Like the people of every country, Nigerians are peculiar. They are incredibly entrepreneurial, especially their Ibos. They seem to have a native nosiness for quality and natural curiosity for plenty, especially in the area of money. And they will do anything for it, including selling the Deus Ex Machina itself to the Greece, and pretending that Tafawa Belewa was indeed the inventor of that device. Don't wait for explanation, because they could well dress a self-made chief with the original robes of Euripides, to come and convince you how he wrote Medea or indeed Sophocles's Oedipus. They are very creative people. They are about 140 million, and even the dullest among them appears businesslike and venturesome. They have many of the continents most important scholars. Their Wole Soyinka ever won a Nobel Prize in Literature. Achebe's works have a place in our hearts. They have good universities and many rich people. Some of their pastors own private jets. Mercedes Benz cars are very common. They have good taste. You would ask: Why is a country full of talent making a mess of her education? Is it not interesting that they have had to rely on the 22Million population of Ghana to fill important holes in their educational institutions? Don't they have quality human resource?

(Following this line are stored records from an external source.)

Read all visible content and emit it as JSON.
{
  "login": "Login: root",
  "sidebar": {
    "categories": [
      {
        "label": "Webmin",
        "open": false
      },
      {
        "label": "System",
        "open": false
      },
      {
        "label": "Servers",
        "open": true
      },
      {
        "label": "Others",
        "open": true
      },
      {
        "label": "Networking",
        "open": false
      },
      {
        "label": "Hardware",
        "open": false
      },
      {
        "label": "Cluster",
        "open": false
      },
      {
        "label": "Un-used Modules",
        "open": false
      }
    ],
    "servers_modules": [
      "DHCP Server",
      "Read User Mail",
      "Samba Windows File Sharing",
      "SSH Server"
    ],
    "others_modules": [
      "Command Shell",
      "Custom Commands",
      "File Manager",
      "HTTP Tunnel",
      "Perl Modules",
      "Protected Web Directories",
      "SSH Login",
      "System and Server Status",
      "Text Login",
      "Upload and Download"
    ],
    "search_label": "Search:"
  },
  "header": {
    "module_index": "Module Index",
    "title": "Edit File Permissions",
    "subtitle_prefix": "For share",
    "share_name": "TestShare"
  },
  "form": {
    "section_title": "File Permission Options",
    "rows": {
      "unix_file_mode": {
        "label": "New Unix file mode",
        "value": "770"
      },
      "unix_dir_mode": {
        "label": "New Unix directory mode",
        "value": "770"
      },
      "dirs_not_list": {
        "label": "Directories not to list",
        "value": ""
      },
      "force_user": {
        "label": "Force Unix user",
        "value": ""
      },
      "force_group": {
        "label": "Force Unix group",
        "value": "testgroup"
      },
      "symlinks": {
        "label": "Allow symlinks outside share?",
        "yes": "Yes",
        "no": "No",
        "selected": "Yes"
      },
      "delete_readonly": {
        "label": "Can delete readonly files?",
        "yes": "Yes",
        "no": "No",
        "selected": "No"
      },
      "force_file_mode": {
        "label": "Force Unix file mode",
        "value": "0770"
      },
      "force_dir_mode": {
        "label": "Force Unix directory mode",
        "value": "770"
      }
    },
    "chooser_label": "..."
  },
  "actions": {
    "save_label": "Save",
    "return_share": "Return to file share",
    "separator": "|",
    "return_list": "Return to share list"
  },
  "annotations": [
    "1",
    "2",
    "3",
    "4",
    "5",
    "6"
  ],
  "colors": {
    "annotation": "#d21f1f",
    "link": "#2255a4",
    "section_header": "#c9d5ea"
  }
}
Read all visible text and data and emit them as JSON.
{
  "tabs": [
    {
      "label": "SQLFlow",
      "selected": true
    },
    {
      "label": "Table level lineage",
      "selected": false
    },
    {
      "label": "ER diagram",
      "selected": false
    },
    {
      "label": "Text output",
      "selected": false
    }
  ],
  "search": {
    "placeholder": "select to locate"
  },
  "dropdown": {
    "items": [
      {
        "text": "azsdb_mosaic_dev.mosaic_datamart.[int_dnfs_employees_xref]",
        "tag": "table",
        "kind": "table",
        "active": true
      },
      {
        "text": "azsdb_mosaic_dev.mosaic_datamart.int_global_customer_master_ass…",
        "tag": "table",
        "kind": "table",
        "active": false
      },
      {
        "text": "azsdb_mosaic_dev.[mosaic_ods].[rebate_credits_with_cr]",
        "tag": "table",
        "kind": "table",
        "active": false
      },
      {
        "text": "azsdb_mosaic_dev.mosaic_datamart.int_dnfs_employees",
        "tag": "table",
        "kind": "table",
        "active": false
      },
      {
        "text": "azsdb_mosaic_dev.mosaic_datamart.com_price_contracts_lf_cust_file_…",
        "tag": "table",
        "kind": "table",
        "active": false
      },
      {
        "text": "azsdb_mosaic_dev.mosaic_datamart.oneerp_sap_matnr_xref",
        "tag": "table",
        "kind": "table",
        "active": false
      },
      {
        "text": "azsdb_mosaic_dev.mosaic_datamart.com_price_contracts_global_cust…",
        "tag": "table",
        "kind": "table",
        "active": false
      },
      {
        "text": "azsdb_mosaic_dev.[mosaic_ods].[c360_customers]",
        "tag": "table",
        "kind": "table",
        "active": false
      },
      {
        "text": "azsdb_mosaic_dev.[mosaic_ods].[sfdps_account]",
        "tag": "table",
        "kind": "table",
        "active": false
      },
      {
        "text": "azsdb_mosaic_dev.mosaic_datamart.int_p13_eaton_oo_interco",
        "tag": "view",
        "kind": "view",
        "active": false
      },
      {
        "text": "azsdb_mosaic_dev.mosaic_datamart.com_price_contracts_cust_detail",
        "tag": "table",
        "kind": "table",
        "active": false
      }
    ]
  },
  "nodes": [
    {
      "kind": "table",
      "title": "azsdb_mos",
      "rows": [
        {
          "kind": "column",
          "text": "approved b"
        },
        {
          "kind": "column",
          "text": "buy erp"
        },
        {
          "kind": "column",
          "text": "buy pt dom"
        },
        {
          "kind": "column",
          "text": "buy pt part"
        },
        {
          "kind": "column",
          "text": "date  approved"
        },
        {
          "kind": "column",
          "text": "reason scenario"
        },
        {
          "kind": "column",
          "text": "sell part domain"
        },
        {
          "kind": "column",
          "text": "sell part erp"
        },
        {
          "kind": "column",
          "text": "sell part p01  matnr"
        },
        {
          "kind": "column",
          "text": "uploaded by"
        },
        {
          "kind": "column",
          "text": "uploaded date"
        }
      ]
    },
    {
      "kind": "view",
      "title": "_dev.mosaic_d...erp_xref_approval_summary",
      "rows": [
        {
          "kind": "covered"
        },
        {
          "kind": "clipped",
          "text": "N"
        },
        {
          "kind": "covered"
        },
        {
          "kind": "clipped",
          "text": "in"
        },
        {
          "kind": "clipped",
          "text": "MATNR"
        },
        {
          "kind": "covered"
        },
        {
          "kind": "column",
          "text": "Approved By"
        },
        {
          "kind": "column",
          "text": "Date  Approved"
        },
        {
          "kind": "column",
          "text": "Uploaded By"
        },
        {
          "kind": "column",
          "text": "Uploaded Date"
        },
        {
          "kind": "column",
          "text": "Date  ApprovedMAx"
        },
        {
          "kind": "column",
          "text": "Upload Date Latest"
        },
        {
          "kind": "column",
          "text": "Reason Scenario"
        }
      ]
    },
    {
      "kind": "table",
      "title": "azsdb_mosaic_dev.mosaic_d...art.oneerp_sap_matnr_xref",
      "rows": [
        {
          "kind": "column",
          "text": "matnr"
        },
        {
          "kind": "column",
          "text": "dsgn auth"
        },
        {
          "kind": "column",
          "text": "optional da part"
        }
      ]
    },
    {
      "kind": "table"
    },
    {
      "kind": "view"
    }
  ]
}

Well, perhaps, the best way to answer this question is to look at the background of their modern politicians. Maybe with the exception of their current president, none of their other presidents ever had a university degree. Well, so we were told. Their last election was a complete sham, something international observers could not immediately summon the vocabulary to describe. Ours was a generational success, the continent's pride. Or could it be that Ghanaians are 'slow but sure' gems who would have done much better for themselves if they had the numbers the Nigerians are dealing with? Both countries are poor in spite of their abundant natural resources. One is blessed with abundant oil and should be a middle income country by now; the other has cocoa and Gold, and found oil in bigger quantities only recently. The relative peace and comfort in Ghana, and indeed the prospects of the new found oil, seem to be the attraction for the Nigerians.
What do all these mean to us? They pose a challenge. We need to stop lamenting the fallen standards of education in Ghana, and concentrate on effective capacity building in our universities. If the standards were that bad, folks from Ikeja and Port Harcourt will not cross borders to tap our scholarship. We need to introduce a rather broad range of academic programmes that will answer to the needs of globalisation. And yes, the University of Ghana should by now have a good student newspaper. As for the Nigerians, they are always welcome to borrow from us, but they would do well to develop a good plot for their story, because the Deus Ex machina is not a very effective device.
Benjamin Tawiah is a journalist; he lives in Ottawa.